The action of these ISPs was in clear violation of the rights of Malaysian internet users–who have a right to a free and open internet, both under international human rights norms, as well as under Malaysian law. That’s right: the Malaysian Communication and Multimedia Act of 1998 requires the country’s major media regulator–the Malaysian Communications and Multimedia Commission, or MCMC–to keep the networks free of interference. Worse still, this interference appeared to be entirely politically motivated, preventing Malaysian citizens from exercising their right to information during an election, a crucial moment for the country’s self-governance.

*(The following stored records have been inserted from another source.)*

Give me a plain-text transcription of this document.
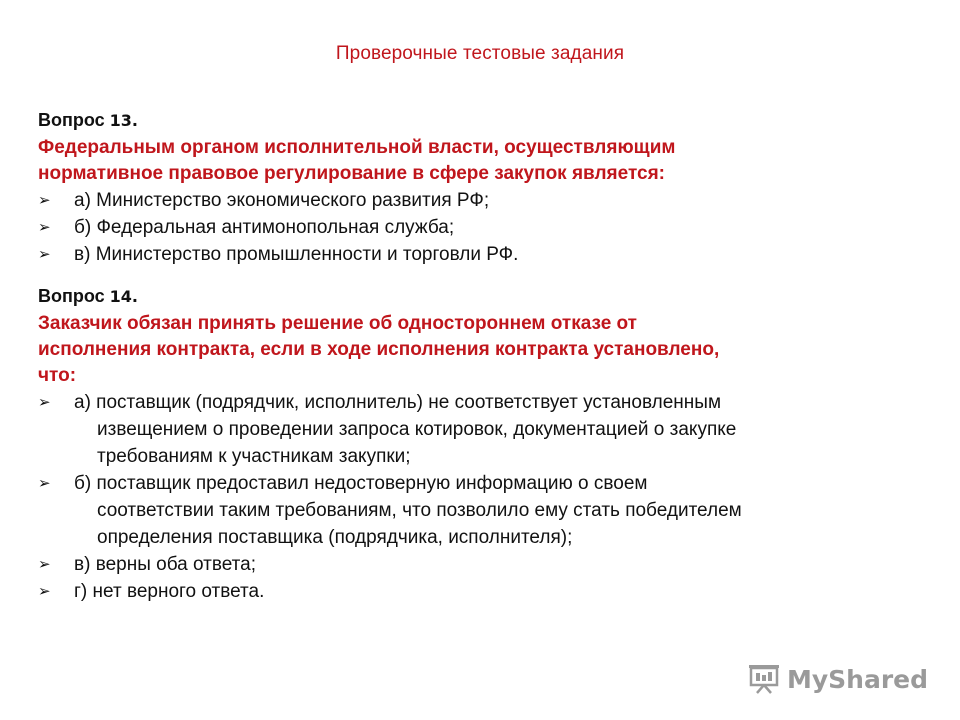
Проверочные тестовые задания
Вопрос 13.
Федеральным органом исполнительной власти, осуществляющим
нормативное правовое регулирование в сфере закупок является:
➢ а) Министерство экономического развития РФ;
➢ б) Федеральная антимонопольная служба;
➢ в) Министерство промышленности и торговли РФ.
Вопрос 14.
Заказчик обязан принять решение об одностороннем отказе от
исполнения контракта, если в ходе исполнения контракта установлено,
что:
➢ а) поставщик (подрядчик, исполнитель) не соответствует установленным
извещением о проведении запроса котировок, документацией о закупке
требованиям к участникам закупки;
➢ б) поставщик предоставил недостоверную информацию о своем
соответствии таким требованиям, что позволило ему стать победителем
определения поставщика (подрядчика, исполнителя);
➢ в) верны оба ответа;
➢ г) нет верного ответа.
MyShared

We asked the Access community to demand accountability from the Malaysian government, and ensure the Malaysian internet stayed free and open. Thousands of members from more than 60 countries signed a petition telling the MCMC to keep Malaysia online–and we delivered that petition. On Sunday, May 5th, in the midst of the elections, we wrote to Sharil Tarmizi, head of the MCMC, to remind them that the world was watching: network interference is an unacceptable violation of Malaysians’ rights. Our letter is below:
Dear Mr Tarmizi,
I write as polling in the Malaysia election comes to a close, and counting of votes across the country commences. As the Executive Director of Access (accessnow.org), a global organization that defends and extends digital rights, I wish to alert you to detailed analysis which demonstrates that the open internet has been under attack during this contested election.

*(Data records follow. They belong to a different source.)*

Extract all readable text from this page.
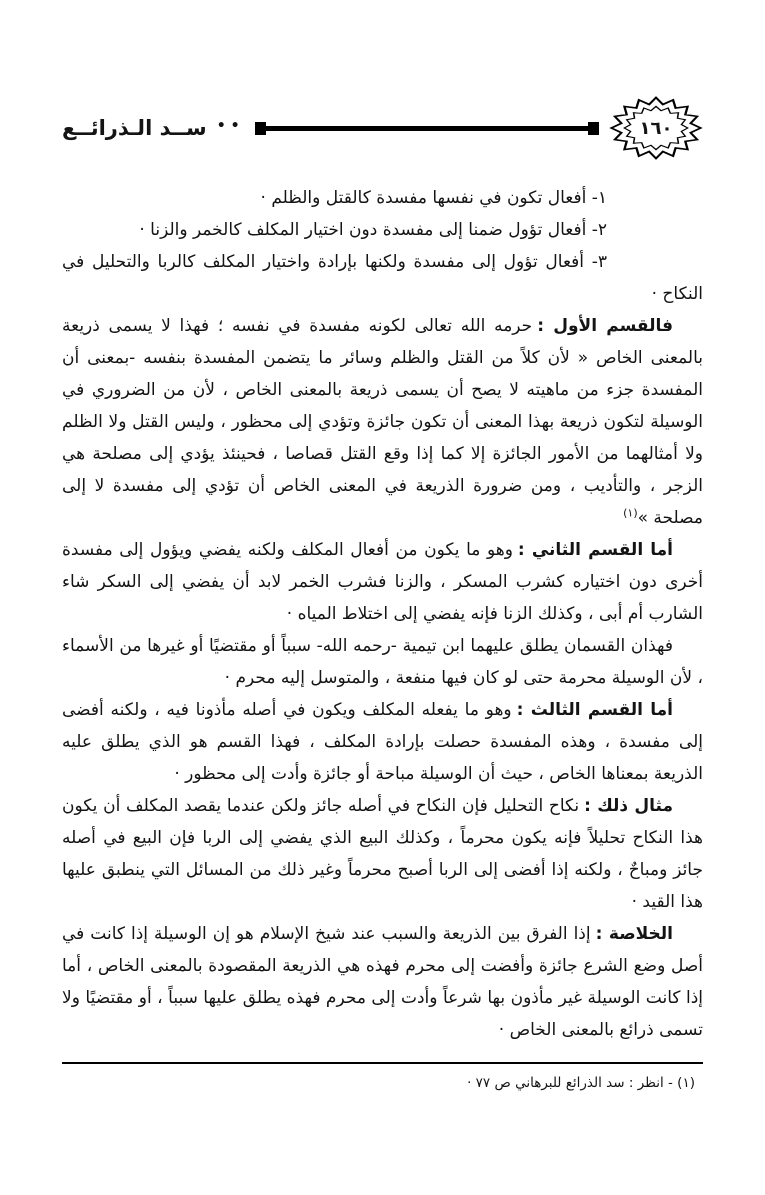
١٦٠
••
ســد الـذرائــع

١- أفعال تكون في نفسها مفسدة كالقتل والظلم ·

٢- أفعال تؤول ضمنا إلى مفسدة دون اختيار المكلف كالخمر والزنا ·

٣- أفعال تؤول إلى مفسدة ولكنها بإرادة واختيار المكلف كالربا والتحليل في النكاح ·

فالقسم الأول :حرمه الله تعالى لكونه مفسدة في نفسه ؛ فهذا لا يسمى ذريعة بالمعنى الخاص « لأن كلاً من القتل والظلم وسائر ما يتضمن المفسدة بنفسه -بمعنى أن المفسدة جزء من ماهيته لا يصح أن يسمى ذريعة بالمعنى الخاص ، لأن من الضروري في الوسيلة لتكون ذريعة بهذا المعنى أن تكون جائزة وتؤدي إلى محظور ، وليس القتل ولا الظلم ولا أمثالهما من الأمور الجائزة إلا كما إذا وقع القتل قصاصا ، فحينئذ يؤدي إلى مصلحة هي الزجر ، والتأديب ، ومن ضرورة الذريعة في المعنى الخاص أن تؤدي إلى مفسدة لا إلى مصلحة »$^{(١)}$

أما القسم الثاني :وهو ما يكون من أفعال المكلف ولكنه يفضي ويؤول إلى مفسدة أخرى دون اختياره كشرب المسكر ، والزنا فشرب الخمر لابد أن يفضي إلى السكر شاء الشارب أم أبى ، وكذلك الزنا فإنه يفضي إلى اختلاط المياه ·

فهذان القسمان يطلق عليهما ابن تيمية -رحمه الله- سبباً أو مقتضيًا أو غيرها من الأسماء ، لأن الوسيلة محرمة حتى لو كان فيها منفعة ، والمتوسل إليه محرم ·

أما القسم الثالث :وهو ما يفعله المكلف ويكون في أصله مأذونا فيه ، ولكنه أفضى إلى مفسدة ، وهذه المفسدة حصلت بإرادة المكلف ، فهذا القسم هو الذي يطلق عليه الذريعة بمعناها الخاص ، حيث أن الوسيلة مباحة أو جائزة وأدت إلى محظور ·

مثال ذلك :نكاح التحليل فإن النكاح في أصله جائز ولكن عندما يقصد المكلف أن يكون هذا النكاح تحليلاً فإنه يكون محرماً ، وكذلك البيع الذي يفضي إلى الربا فإن البيع في أصله جائز ومباحٌ ، ولكنه إذا أفضى إلى الربا أصبح محرماً وغير ذلك من المسائل التي ينطبق عليها هذا القيد ·

الخلاصة :إذا الفرق بين الذريعة والسبب عند شيخ الإسلام هو إن الوسيلة إذا كانت في أصل وضع الشرع جائزة وأفضت إلى محرم فهذه هي الذريعة المقصودة بالمعنى الخاص ، أما إذا كانت الوسيلة غير مأذون بها شرعاً وأدت إلى محرم فهذه يطلق عليها سبباً ، أو مقتضيًا ولا تسمى ذرائع بالمعنى الخاص ·

(١) - انظر : سد الذرائع للبرهاني ص ٧٧ ·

As we note in our report opposition websites and independent media have experienced significant network interference. Interference which we believe may be contrary to Malaysian law including the 1998 Malaysian Communication and Multimedia Act.

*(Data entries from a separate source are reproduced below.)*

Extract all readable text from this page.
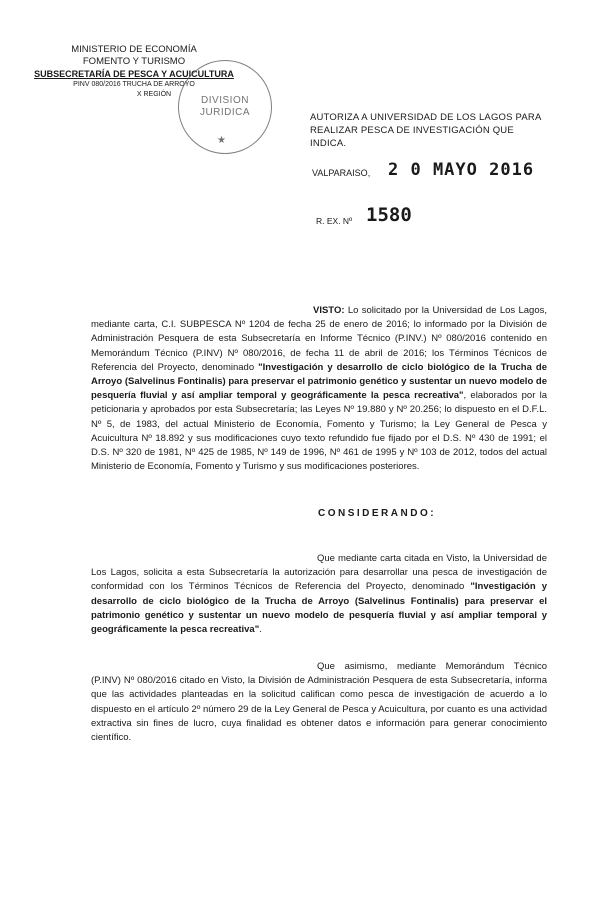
MINISTERIO DE ECONOMÍA
FOMENTO Y TURISMO
SUBSECRETARÍA DE PESCA Y ACUICULTURA
PINV 080/2016 TRUCHA DE ARROYO
X REGIÓN
DIVISION
JURIDICA
★
AUTORIZA A UNIVERSIDAD DE LOS LAGOS PARA REALIZAR PESCA DE INVESTIGACIÓN QUE INDICA.
VALPARAISO, 2 0 MAYO 2016
R. EX. Nº 1580
VISTO: Lo solicitado por la Universidad de Los Lagos, mediante carta, C.I. SUBPESCA Nº 1204 de fecha 25 de enero de 2016; lo informado por la División de Administración Pesquera de esta Subsecretaría en Informe Técnico (P.INV.) Nº 080/2016 contenido en Memorándum Técnico (P.INV) Nº 080/2016, de fecha 11 de abril de 2016; los Términos Técnicos de Referencia del Proyecto, denominado "Investigación y desarrollo de ciclo biológico de la Trucha de Arroyo (Salvelinus Fontinalis) para preservar el patrimonio genético y sustentar un nuevo modelo de pesquería fluvial y así ampliar temporal y geográficamente la pesca recreativa", elaborados por la peticionaria y aprobados por esta Subsecretaría; las Leyes Nº 19.880 y Nº 20.256; lo dispuesto en el D.F.L. Nº 5, de 1983, del actual Ministerio de Economía, Fomento y Turismo; la Ley General de Pesca y Acuicultura Nº 18.892 y sus modificaciones cuyo texto refundido fue fijado por el D.S. Nº 430 de 1991; el D.S. Nº 320 de 1981, Nº 425 de 1985, Nº 149 de 1996, Nº 461 de 1995 y Nº 103 de 2012, todos del actual Ministerio de Economía, Fomento y Turismo y sus modificaciones posteriores.
CONSIDERANDO:
Que mediante carta citada en Visto, la Universidad de Los Lagos, solicita a esta Subsecretaría la autorización para desarrollar una pesca de investigación de conformidad con los Términos Técnicos de Referencia del Proyecto, denominado "Investigación y desarrollo de ciclo biológico de la Trucha de Arroyo (Salvelinus Fontinalis) para preservar el patrimonio genético y sustentar un nuevo modelo de pesquería fluvial y así ampliar temporal y geográficamente la pesca recreativa".
Que asimismo, mediante Memorándum Técnico (P.INV) Nº 080/2016 citado en Visto, la División de Administración Pesquera de esta Subsecretaría, informa que las actividades planteadas en la solicitud califican como pesca de investigación de acuerdo a lo dispuesto en el artículo 2º número 29 de la Ley General de Pesca y Acuicultura, por cuanto es una actividad extractiva sin fines de lucro, cuya finalidad es obtener datos e información para generar conocimiento científico.
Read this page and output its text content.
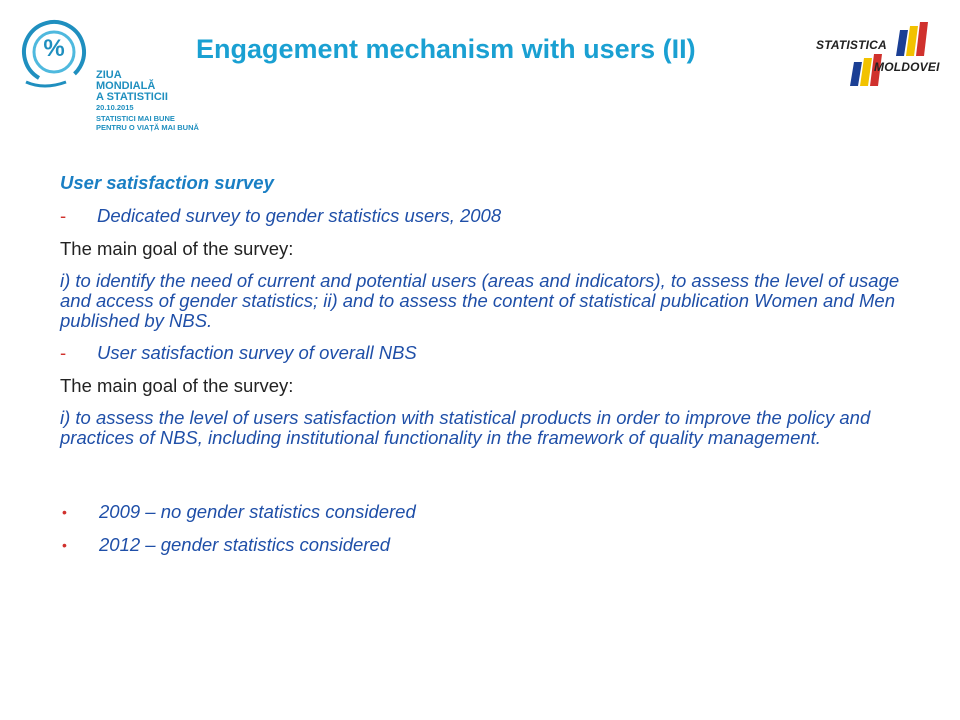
%
ZIUA
MONDIALĂ
A STATISTICII
20.10.2015
STATISTICI MAI BUNE
PENTRU O VIAȚĂ MAI BUNĂ
Engagement mechanism with users (II)	STATISTICA
MOLDOVEI

User satisfaction survey

-	Dedicated survey to gender statistics users, 2008

The main goal of the survey:

i) to identify the need of current and potential users (areas and indicators), to assess the level of usage and access of gender statistics; ii) and to assess the content of statistical publication Women and Men published by NBS.

-	User satisfaction survey of overall NBS

The main goal of the survey:

i) to assess the level of users satisfaction with statistical products in order to improve the policy and practices of NBS, including institutional functionality in the framework of quality management.

•	2009 – no gender statistics considered
•	2012 – gender statistics considered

We have found that in the last weeks, users on select ISPs could not access certain websites critical of the ruling government. These ISPs include such as Unifi, TM, Celcom, Digi, and Maxis. We have seen unencrypted communications seeking political content subject to deep packet inspection (DPI) or on the HTTP path in the request to the server, dropping return packets directed to the user.
Thousands of people from more than 60 countries including Malaysia have signed a petition calling on the MCMC to take action to keep the internet open during and post election:
Dear Malaysian Communications and Multimedia Commission (MCMC)
We are citizens from Malaysia and around the world. We call upon you to take all steps to ensure that the internet remains free and open in accordance with Malaysian and international human rights during and beyond the upcoming elections.
One of biggest concerns is that access to independent news sites will be blocked from this evening and call upon you to investigate any interference and take all necessary action to ensure that the internet remains open and secure for users.
We ask that you investigate and prosecute any attempts to censor content or limit the rights of Malaysians to securely access the open internet, as is consistent with the MCMC mission.
The Access tech team is available to talk with yourself or with the Commission as is appropriate in your investigations.